The machine learning system on cloud was working well on the website theia.media.mit.edu - our goal is to integrate this into the device via API, so that whenever someone takes images they can choose to grade it by sending it on cloud. The natural limitation of this is that the user needs access to the internet, which may not be available in remote areas, and so we would eventually have to move the processing of images onto the raspberry PI itself. At the present moment, for a proof of concept we would use the cloud-based system.
This is written in python as a seperate module, with a function grade_request() that is callable, with the filename supplied as an argument. The API takes a multipart form, in which we send the file object (C-style, returned by open() in python) using the requests module. The API request requires a unique token which is generated by the website - this would help us identify the institution/device making the request.
The server returns a 200 reponse, and a JSON object containing the grade as a float (from 0.0 to 4.0).
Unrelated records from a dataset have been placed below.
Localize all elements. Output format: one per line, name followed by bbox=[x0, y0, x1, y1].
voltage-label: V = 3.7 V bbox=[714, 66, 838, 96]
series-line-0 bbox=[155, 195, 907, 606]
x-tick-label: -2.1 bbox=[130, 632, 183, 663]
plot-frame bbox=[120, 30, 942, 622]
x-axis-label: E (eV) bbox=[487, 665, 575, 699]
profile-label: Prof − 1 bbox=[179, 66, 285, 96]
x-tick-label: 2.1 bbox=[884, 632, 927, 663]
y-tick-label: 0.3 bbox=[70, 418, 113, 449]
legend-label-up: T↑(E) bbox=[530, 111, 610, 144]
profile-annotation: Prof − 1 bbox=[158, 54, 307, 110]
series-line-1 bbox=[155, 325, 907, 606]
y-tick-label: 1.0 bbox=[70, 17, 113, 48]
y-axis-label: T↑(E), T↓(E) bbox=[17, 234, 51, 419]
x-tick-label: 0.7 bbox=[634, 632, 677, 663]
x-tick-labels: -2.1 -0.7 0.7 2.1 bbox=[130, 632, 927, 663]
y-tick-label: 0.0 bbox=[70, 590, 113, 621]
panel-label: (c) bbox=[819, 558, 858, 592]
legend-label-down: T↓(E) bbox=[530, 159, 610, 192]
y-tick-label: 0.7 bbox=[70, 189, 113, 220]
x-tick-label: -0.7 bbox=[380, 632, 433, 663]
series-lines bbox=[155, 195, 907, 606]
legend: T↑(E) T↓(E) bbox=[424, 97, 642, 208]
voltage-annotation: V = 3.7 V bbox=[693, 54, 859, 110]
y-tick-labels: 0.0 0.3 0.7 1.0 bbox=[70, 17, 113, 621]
To test it out, the following table surveys a few test images and their responses from the server:
As can be seen, even the first image, which had a lot of noise (i.e. non-retina artifacts like the lens holders and other parts in our device which had not been computationally removed) gave a result which matched fairly well with what we would expect. The algorithm was robust enough to not be confused by the whitish streaks as well as the black dots (artifacts - usually dust on the camera or lenses) in the 4th image, correctly labelling it within the healthy bracket (less than 1.0).
These tests worked quite well on high-quality images from fundus imaging devices in the clinic. We would like to evaluate the performance of this system on images taken by our device. For this we need to convert our images into a format which is similar to what the clinical standard devices would output - which would start by understanding the limitations in our device's imaging capabilities. The fundamental differences between OWL images and fundus images are:
- The glare spots at the center - these would be removed by the computational inpainting method described earlier.
- Our device's images are limited to 30 degree field of view (FOV) - which need not be central. This is not a major limitation as this FOV gives enough information for a nonspecific retinal examination.
- Our images would have radial distortion due to the 20D lens and the M12 camera lens of the raspberry PI. This would result in slightly different edge distortions compared to a traditional fundus imaging device. To a human examiner, this would make little difference - but to the machine learning algorithm, this may have a non-negligible effect which we would have to investigate.
Point (1) would have the greatest effect on the DR score - since the white spots may be confused by the algorithm to be due to DR. The following table shows the scoring at different stages of processing:
|None (raw image)||0.15|
|Extracted the fundus from the background||0.12|
|Removed the glare from the image||0.16|
Interestingly, there was very little variation between the three images as far as scoring by the algorithm was concerned. However, we would need to conduct a large study on patients and healthy volunteers comparing images from our device and from clinical standard devices to really quantify how closely in agreement the DR grading is. However, for the purposes of a first stage screening device, the automation system broadly classifies images quite well.